Four new Russian long-range radar stations have started active combat duty, the head of Russian Space Command has announced.
The four ‘Voronezh’ early-warning radar installations have come online in the last year and are placed in Irkutsk and Yeniseysk in the east, Barnaul in the South and in the Russian exclave Kaliningrad, stationed between Poland and Lithuania, Major General Oleg Maidanovich said yesterday. The new installations join two other combat-active Voronezh sites; one outside of St. Petersburg and another in Krasnodar, between the Black and Caspian seas.
Chris Biggers, writing for the investigative journalism website Bellingcat reports that the radars, “are currently in a mixed state of full active and experimental combat duty.”
The Voronezh radars have a range of up to 4,200 kilometres, allowing detailed observation of military operations such as missile launches.

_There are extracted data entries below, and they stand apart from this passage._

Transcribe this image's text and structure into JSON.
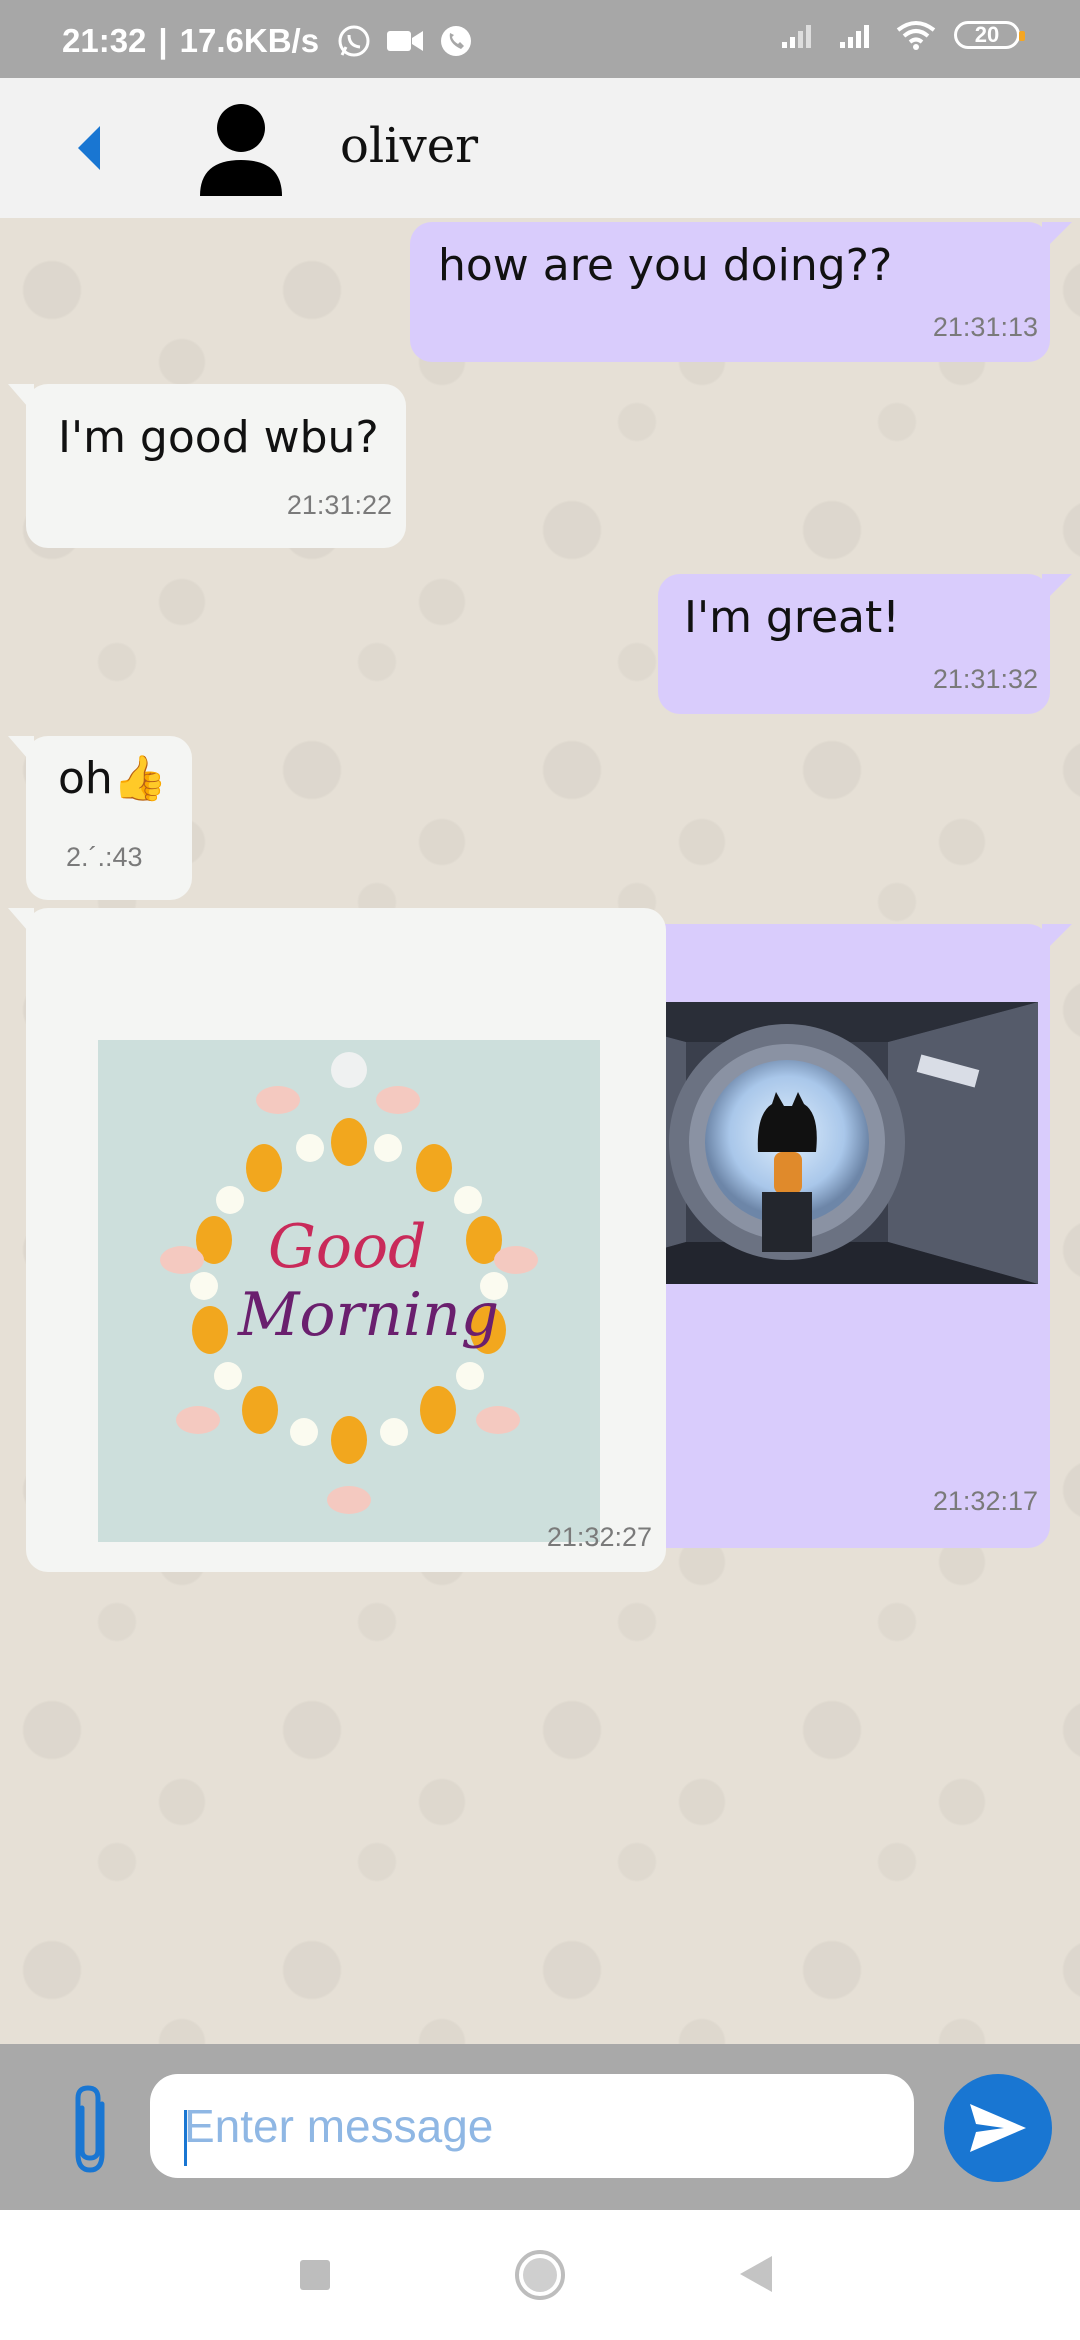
{
  "status_bar": {
    "time": "21:32",
    "speed": "17.6KB/s",
    "battery": "20",
    "icons": [
      "whatsapp-icon",
      "video-call-icon",
      "phone-icon",
      "signal-icon",
      "signal-icon",
      "wifi-icon",
      "battery-icon"
    ]
  },
  "header": {
    "contact_name": "oliver",
    "back_icon": "chevron-left-icon",
    "avatar_icon": "person-icon"
  },
  "messages": [
    {
      "direction": "sent",
      "text": "how are you doing??",
      "time": "21:31:13"
    },
    {
      "direction": "received",
      "text": "I'm good wbu?",
      "time": "21:31:22"
    },
    {
      "direction": "sent",
      "text": "I'm great!",
      "time": "21:31:32"
    },
    {
      "direction": "received",
      "text": "oh👍",
      "time": "2.´.:43"
    },
    {
      "direction": "sent",
      "image": "octocat-spaceship-image",
      "time": "21:32:17"
    },
    {
      "direction": "received",
      "image": "good-morning-flowers-image",
      "image_text": [
        "Good",
        "Morning"
      ],
      "time": "21:32:27"
    }
  ],
  "composer": {
    "placeholder": "Enter message",
    "value": "",
    "attach_icon": "paperclip-icon",
    "send_icon": "send-icon"
  },
  "colors": {
    "sent_bubble": "#d9ccfc",
    "received_bubble": "#f4f5f3",
    "accent": "#1976d2",
    "status_bar": "#a7a7a7",
    "input_bar": "#a9a9a9"
  },
  "nav_bar": {
    "icons": [
      "recents-square-icon",
      "home-circle-icon",
      "back-triangle-icon"
    ]
  }
}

The new radar stations have been completed as Russia restores and modernises its aerospace and defence capabilities after they largely fell apart with the end of the Soviet Union. The radar stations will complement Russia’s EKS, programme which also seeks to modernise Russia’s aerospace capabilities with a series of early warning satellites. Described by an official within Russian Space Command as “hopelessly outdated”, Oko, the satellite system first launched in 1972, will be replaced by EKS.

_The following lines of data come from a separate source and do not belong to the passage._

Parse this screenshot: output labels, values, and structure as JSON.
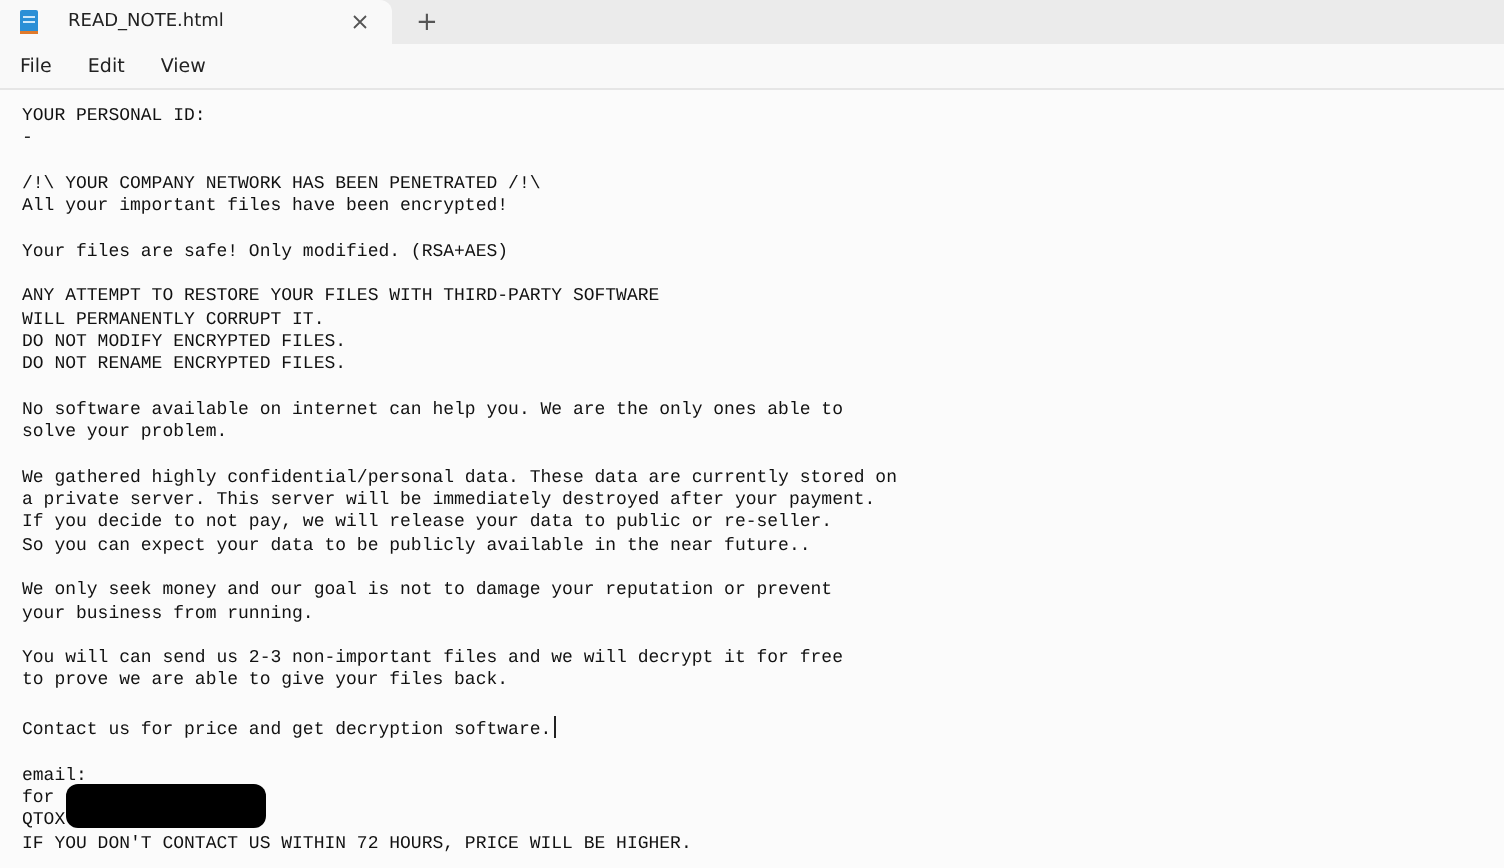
{
  "tabs": [
    {
      "title": "READ_NOTE.html",
      "selected": true
    }
  ],
  "new_tab": "+",
  "menu": [
    "File",
    "Edit",
    "View"
  ],
  "document": {
    "paragraphs": [
      {
        "lines": [
          "YOUR PERSONAL ID:",
          "-"
        ],
        "caret_at_end": false,
        "redacted": false
      },
      {
        "lines": [
          "/!\\ YOUR COMPANY NETWORK HAS BEEN PENETRATED /!\\",
          "All your important files have been encrypted!"
        ],
        "caret_at_end": false,
        "redacted": false
      },
      {
        "lines": [
          "Your files are safe! Only modified. (RSA+AES)"
        ],
        "caret_at_end": false,
        "redacted": false
      },
      {
        "lines": [
          "ANY ATTEMPT TO RESTORE YOUR FILES WITH THIRD-PARTY SOFTWARE",
          "WILL PERMANENTLY CORRUPT IT.",
          "DO NOT MODIFY ENCRYPTED FILES.",
          "DO NOT RENAME ENCRYPTED FILES."
        ],
        "caret_at_end": false,
        "redacted": false
      },
      {
        "lines": [
          "No software available on internet can help you. We are the only ones able to",
          "solve your problem."
        ],
        "caret_at_end": false,
        "redacted": false
      },
      {
        "lines": [
          "We gathered highly confidential/personal data. These data are currently stored on",
          "a private server. This server will be immediately destroyed after your payment.",
          "If you decide to not pay, we will release your data to public or re-seller.",
          "So you can expect your data to be publicly available in the near future.."
        ],
        "caret_at_end": false,
        "redacted": false
      },
      {
        "lines": [
          "We only seek money and our goal is not to damage your reputation or prevent",
          "your business from running."
        ],
        "caret_at_end": false,
        "redacted": false
      },
      {
        "lines": [
          "You will can send us 2-3 non-important files and we will decrypt it for free",
          "to prove we are able to give your files back."
        ],
        "caret_at_end": false,
        "redacted": false
      },
      {
        "lines": [
          "Contact us for price and get decryption software."
        ],
        "caret_at_end": true,
        "redacted": false
      },
      {
        "lines": [
          "email:",
          "for",
          "QTOX",
          "IF YOU DON'T CONTACT US WITHIN 72 HOURS, PRICE WILL BE HIGHER."
        ],
        "caret_at_end": false,
        "redacted": true
      }
    ]
  }
}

The announcement comes at a time of heightened tension with the West over Russia’s involvement in the Ukraine conflict. Patrols by the Russian air force have increased considerably over the last year, with flights of bombers spotted as far as the Atlantic. There have also been a number of incursions by Russian fighter jets into European airspace. There has been at least one near-miss with a commercial airliner due to the jets flying without their transponders switched on, rendering them invisible to commercial radar.
The radar stations are considered energy efficient, where earlier radar systems required water plants to cool the transmitters; The Voronezh’s transmitters are cooled by the wind. According to Russia’s Kommersant Daily, the radars only consume 0.7 megawatts of power as opposed to the 50 megawatts that older models could use.
However, Pavel Podvig, director of the Russian Nuclear Forces Project plays down the political implications. “Construction of the Voronezh radars appears to be part of a long-term plan to rebuild the early-warning radar network. The general idea is to make sure that all radars are on the Russian territory and to replace some really old ones, like Dnepr or Daryal. But I'm fairly confident that it's not linked to any political considerations of the moment.”